Use monuments to past disasters to better inform residents of risks

Knowing to what extent the area around one’s home or workplace is at risk from natural disasters is key to protecting lives.

In addition to checking local governments’ hazard maps, attention should be paid to monuments and old documents that record area disasters of the past.

In the Aneyoshi district of Miyako, Iwate Prefecture, there is a stone monument that was built to commemorate the devastation wrought by the 1933 huge tsunami that hit the Sanriku coast. The warning from the past, “Do not build a house below this point,” helped limit the damage caused by the 2011 Great East Japan Earthquake.

Earthquakes and tsunami can recur in cycles spanning decades or even hundreds of years. It is critical to learn from history.

An estimated 2,000 to 3,000 monuments in Japan record the memories and lessons of natural disasters. The Geospatial Information Authority of Japan created a map symbol in 2019 indicating monuments to past disasters, and the agency is in the process of putting it on maps. So far, about 1,100 monuments have been marked on maps.

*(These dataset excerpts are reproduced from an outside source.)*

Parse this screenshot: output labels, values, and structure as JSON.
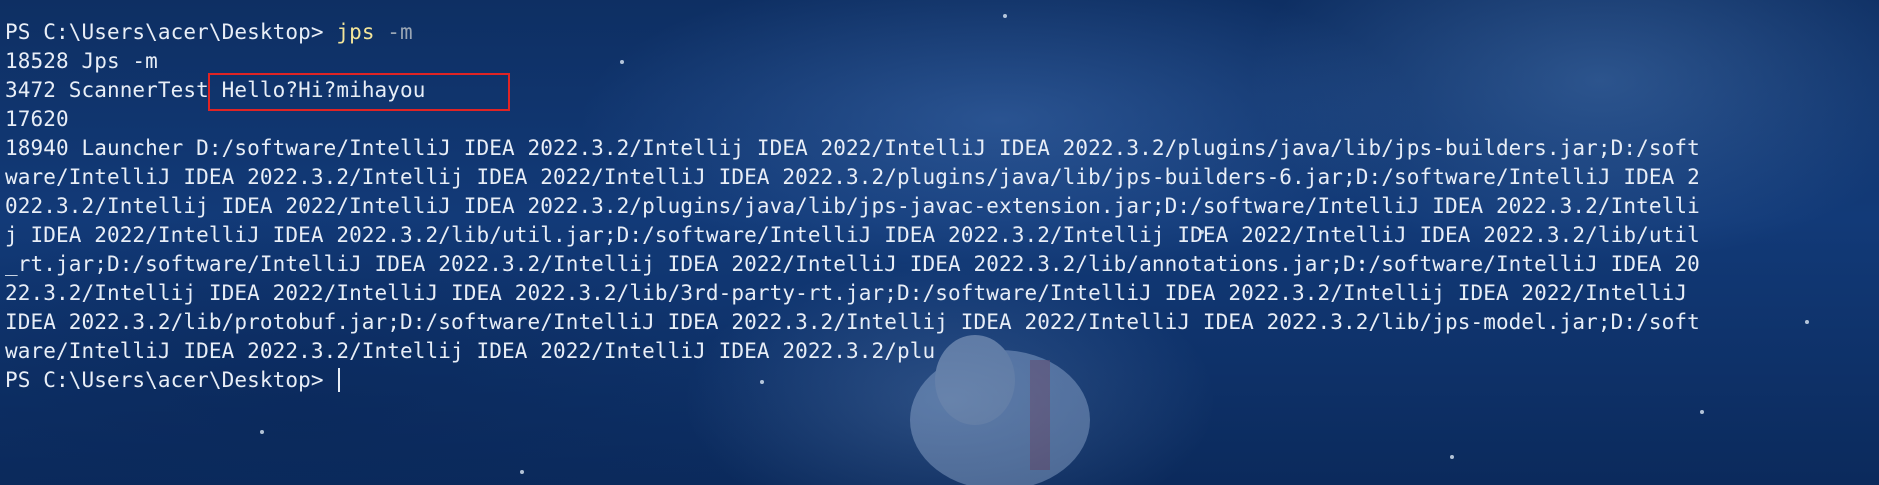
{
  "terminal": {
    "line1": {
      "prompt": "PS C:\\Users\\acer\\Desktop> ",
      "command": "jps",
      "args": " -m"
    },
    "line2": "18528 Jps -m",
    "line3": {
      "prefix": "3472 ScannerTest ",
      "highlighted": "Hello?Hi?mihayou"
    },
    "line4": "17620",
    "output_lines": [
      "18940 Launcher D:/software/IntelliJ IDEA 2022.3.2/Intellij IDEA 2022/IntelliJ IDEA 2022.3.2/plugins/java/lib/jps-builders.jar;D:/soft",
      "ware/IntelliJ IDEA 2022.3.2/Intellij IDEA 2022/IntelliJ IDEA 2022.3.2/plugins/java/lib/jps-builders-6.jar;D:/software/IntelliJ IDEA 2",
      "022.3.2/Intellij IDEA 2022/IntelliJ IDEA 2022.3.2/plugins/java/lib/jps-javac-extension.jar;D:/software/IntelliJ IDEA 2022.3.2/Intelli",
      "j IDEA 2022/IntelliJ IDEA 2022.3.2/lib/util.jar;D:/software/IntelliJ IDEA 2022.3.2/Intellij IDEA 2022/IntelliJ IDEA 2022.3.2/lib/util",
      "_rt.jar;D:/software/IntelliJ IDEA 2022.3.2/Intellij IDEA 2022/IntelliJ IDEA 2022.3.2/lib/annotations.jar;D:/software/IntelliJ IDEA 20",
      "22.3.2/Intellij IDEA 2022/IntelliJ IDEA 2022.3.2/lib/3rd-party-rt.jar;D:/software/IntelliJ IDEA 2022.3.2/Intellij IDEA 2022/IntelliJ",
      "IDEA 2022.3.2/lib/protobuf.jar;D:/software/IntelliJ IDEA 2022.3.2/Intellij IDEA 2022/IntelliJ IDEA 2022.3.2/lib/jps-model.jar;D:/soft",
      "ware/IntelliJ IDEA 2022.3.2/Intellij IDEA 2022/IntelliJ IDEA 2022.3.2/plu"
    ],
    "final_prompt": "PS C:\\Users\\acer\\Desktop> "
  },
  "colors": {
    "background": "#0d2a57",
    "text": "#e8eef7",
    "command": "#f3e59a",
    "argument": "#9aa6b5",
    "annotation_box": "#e02424"
  }
}
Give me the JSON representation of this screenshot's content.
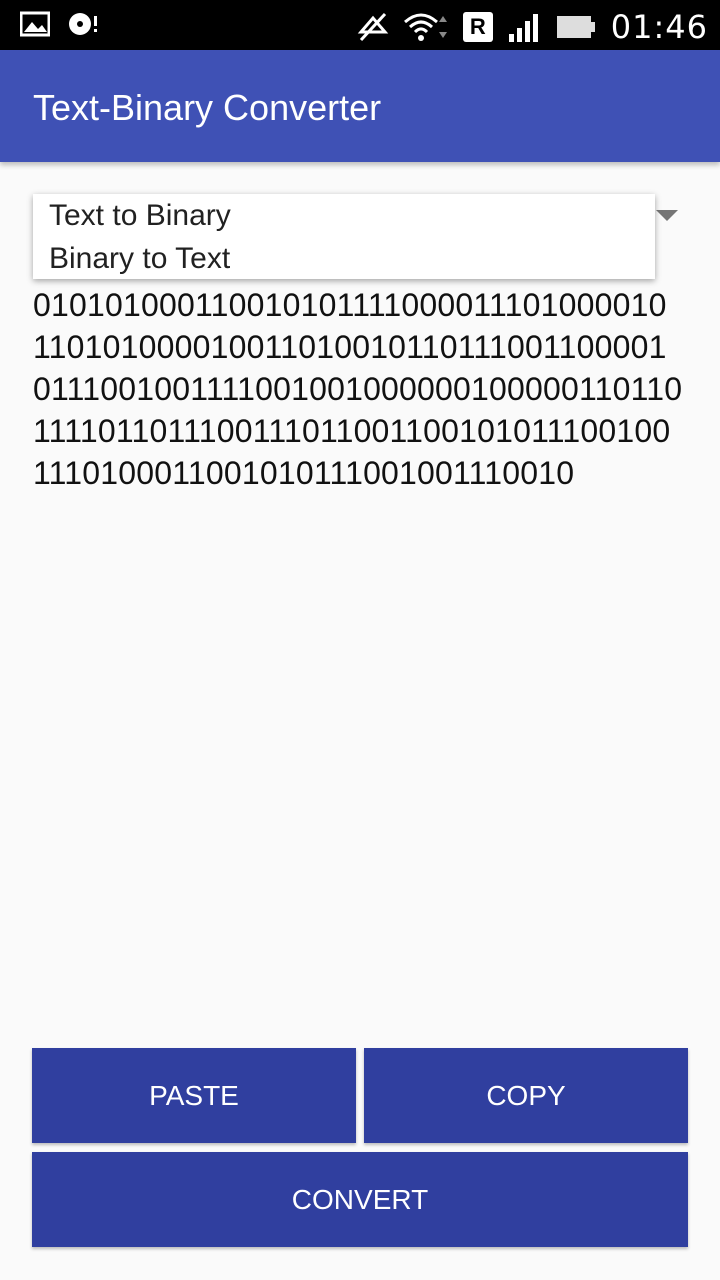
{
  "status_bar": {
    "time": "01:46",
    "left_icons": [
      "gallery-icon",
      "media-icon"
    ],
    "right_icons": [
      "mute-icon",
      "wifi-icon",
      "roaming-icon",
      "signal-icon",
      "battery-icon"
    ],
    "roaming_label": "R"
  },
  "app_bar": {
    "title": "Text-Binary Converter",
    "color": "#3f51b5"
  },
  "mode_dropdown": {
    "options": [
      "Text to Binary",
      "Binary to Text"
    ]
  },
  "output": {
    "binary_text": "010101000110010101111000011101000010110101000010011010010110111001100001011100100111100100100000010000011011011110110111001110110011001010111001001110100011001010111001001110010"
  },
  "buttons": {
    "paste": "PASTE",
    "copy": "COPY",
    "convert": "CONVERT",
    "color": "#303f9f"
  }
}
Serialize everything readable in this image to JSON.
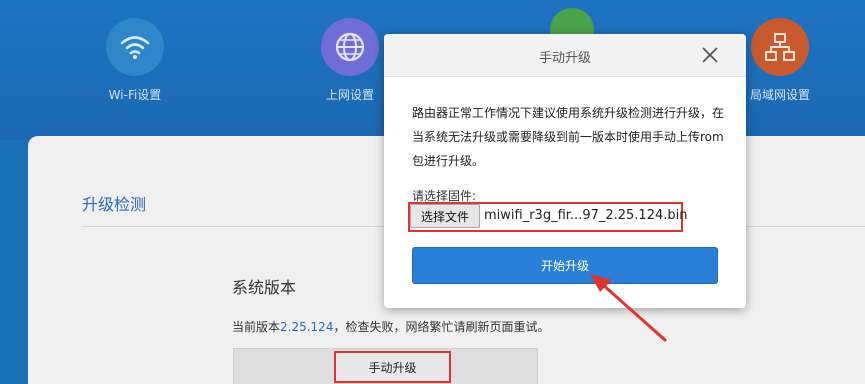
{
  "nav": {
    "items": [
      {
        "label": "Wi-Fi设置",
        "icon": "wifi-icon",
        "color": "#2f86c8"
      },
      {
        "label": "上网设置",
        "icon": "globe-icon",
        "color": "#6f6dd6"
      },
      {
        "label": "",
        "icon": "partial-icon",
        "color": "#4aa24a"
      },
      {
        "label": "局域网设置",
        "icon": "network-icon",
        "color": "#c9592f"
      }
    ]
  },
  "page": {
    "section_title": "升级检测",
    "system_version_title": "系统版本",
    "status_prefix": "当前版本",
    "current_version": "2.25.124",
    "status_suffix": "，检查失败，网络繁忙请刷新页面重试。",
    "manual_upgrade_label": "手动升级"
  },
  "modal": {
    "title": "手动升级",
    "description": "路由器正常工作情况下建议使用系统升级检测进行升级，在当系统无法升级或需要降级到前一版本时使用手动上传rom包进行升级。",
    "firmware_label": "请选择固件:",
    "choose_file_label": "选择文件",
    "file_name": "miwifi_r3g_fir...97_2.25.124.bin",
    "start_upgrade_label": "开始升级"
  },
  "colors": {
    "brand_blue": "#1f73c1",
    "accent_blue": "#2a7fd6",
    "highlight_red": "#e0322e"
  }
}
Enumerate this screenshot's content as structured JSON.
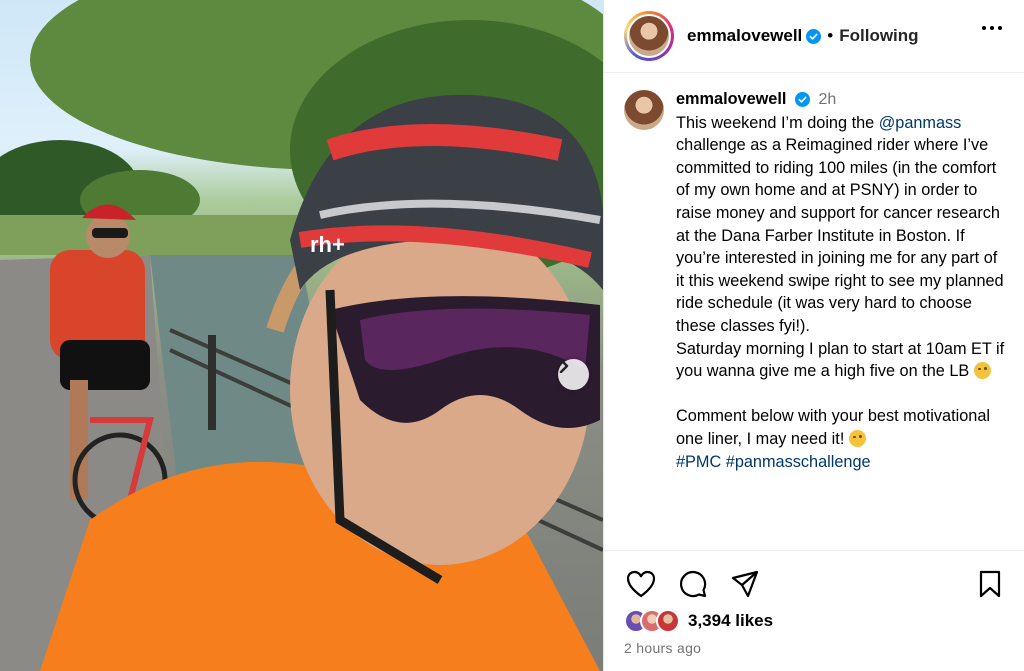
{
  "header": {
    "username": "emmalovewell",
    "separator": "•",
    "follow_status": "Following"
  },
  "caption": {
    "username": "emmalovewell",
    "time_ago": "2h",
    "text_before_mention": "This weekend I’m doing the ",
    "mention": "@panmass",
    "text_after_mention": " challenge as a Reimagined rider where I’ve committed to riding 100 miles (in the comfort of my own home and at PSNY) in order to raise money and support for cancer research at the Dana Farber Institute in Boston. If you’re interested in joining me for any part of it this weekend swipe right to see my planned ride schedule (it was very hard to choose these classes fyi!).\nSaturday morning I plan to start at 10am ET if you wanna give me a high five on the LB ",
    "text_comment": "\n\nComment below with your best motivational one liner, I may need it! ",
    "hashtags": "#PMC #panmasschallenge"
  },
  "photo": {
    "jersey_brand": "rh+"
  },
  "stats": {
    "likes": "3,394 likes",
    "posted": "2 hours ago"
  },
  "colors": {
    "verified": "#0095f6",
    "link": "#00376b",
    "muted": "#737373"
  },
  "icons": [
    "heart-icon",
    "comment-icon",
    "share-icon",
    "bookmark-icon",
    "chevron-right-icon",
    "more-icon",
    "verified-icon"
  ]
}
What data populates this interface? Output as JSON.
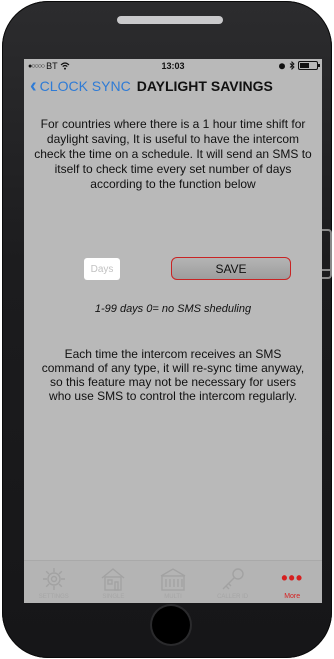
{
  "status": {
    "carrier": "BT",
    "time": "13:03"
  },
  "nav": {
    "back_label": "CLOCK SYNC",
    "title": "DAYLIGHT SAVINGS"
  },
  "description": "For countries where there is a 1 hour time shift for daylight saving, It is useful to have the intercom check the time on a schedule. It will send an SMS to itself to check time every set number of days according to the function below",
  "days_input": {
    "placeholder": "Days",
    "value": ""
  },
  "save_label": "SAVE",
  "hint": "1-99 days   0= no SMS sheduling",
  "note": "Each time the intercom receives an SMS command of any type, it will re-sync time anyway, so this feature may not be necessary for users who use SMS to control the intercom regularly.",
  "tabs": [
    {
      "label": "SETTINGS",
      "icon": "gear-icon"
    },
    {
      "label": "SINGLE",
      "icon": "house-icon"
    },
    {
      "label": "MULTI",
      "icon": "building-icon"
    },
    {
      "label": "CALLER ID",
      "icon": "key-icon"
    },
    {
      "label": "More",
      "icon": "more-icon",
      "active": true
    }
  ],
  "colors": {
    "screen_bg": "#b9b9b9",
    "accent_blue": "#2e7bd6",
    "accent_red": "#d61f1f"
  }
}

The city of Ukiha, Fukuoka Prefecture, has compiled a booklet of monuments and old documents that indicate the damage caused by mudslides and other disasters in the Edo period and other disasters, and has been distributing it to residents and schools.

The booklet contains such vivid descriptions as “Most of the houses were destroyed when large stones washed in” and “The bodies were so damaged they could not be identified.”

In some cases, residents’ lack of awareness of the danger caused damage to spread.

Most of the areas where people were killed in the torrential rains in western Japan in 2018 were either in “landslide disaster caution zones” where evacuation plans for residents needed to be created, or were the subject of a survey to designate such a zone. There is a monument in the town of Saka, Hiroshima Prefecture, that tells of a torrential rain disaster in 1907.

One of the survivors of the 2018 disaster said, “If I’d known about the danger, I would have evacuated earlier.”

In many cases, places where the damage caused by disasters is recorded on monuments and in old documents overlap with warning zones on hazard maps.

It is important for each and every resident to confirm the features of their community and raise their awareness of disaster prevention. The number of people who would say “I didn’t know [about the risk]” must be minimized as much as possible.

An area can be designated as a “special disaster warning zone” if there is a risk of significant damage from landslides. If so designated, the area is subject to development restrictions and relocation advisories.

In some prefectures, the designation of landslide disaster caution zones and special disaster warning zones has been delayed due to a lack of manpower and opposition from residents who are concerned about a decline in real estate values.

If a disaster were to occur, it would be irreparable. Each municipality must give top priority to human life and thoroughly inspect and inform the public about dangerous zones.

— The original Japanese article appeared in The Yomiuri Shimbun on Dec. 5, 2021.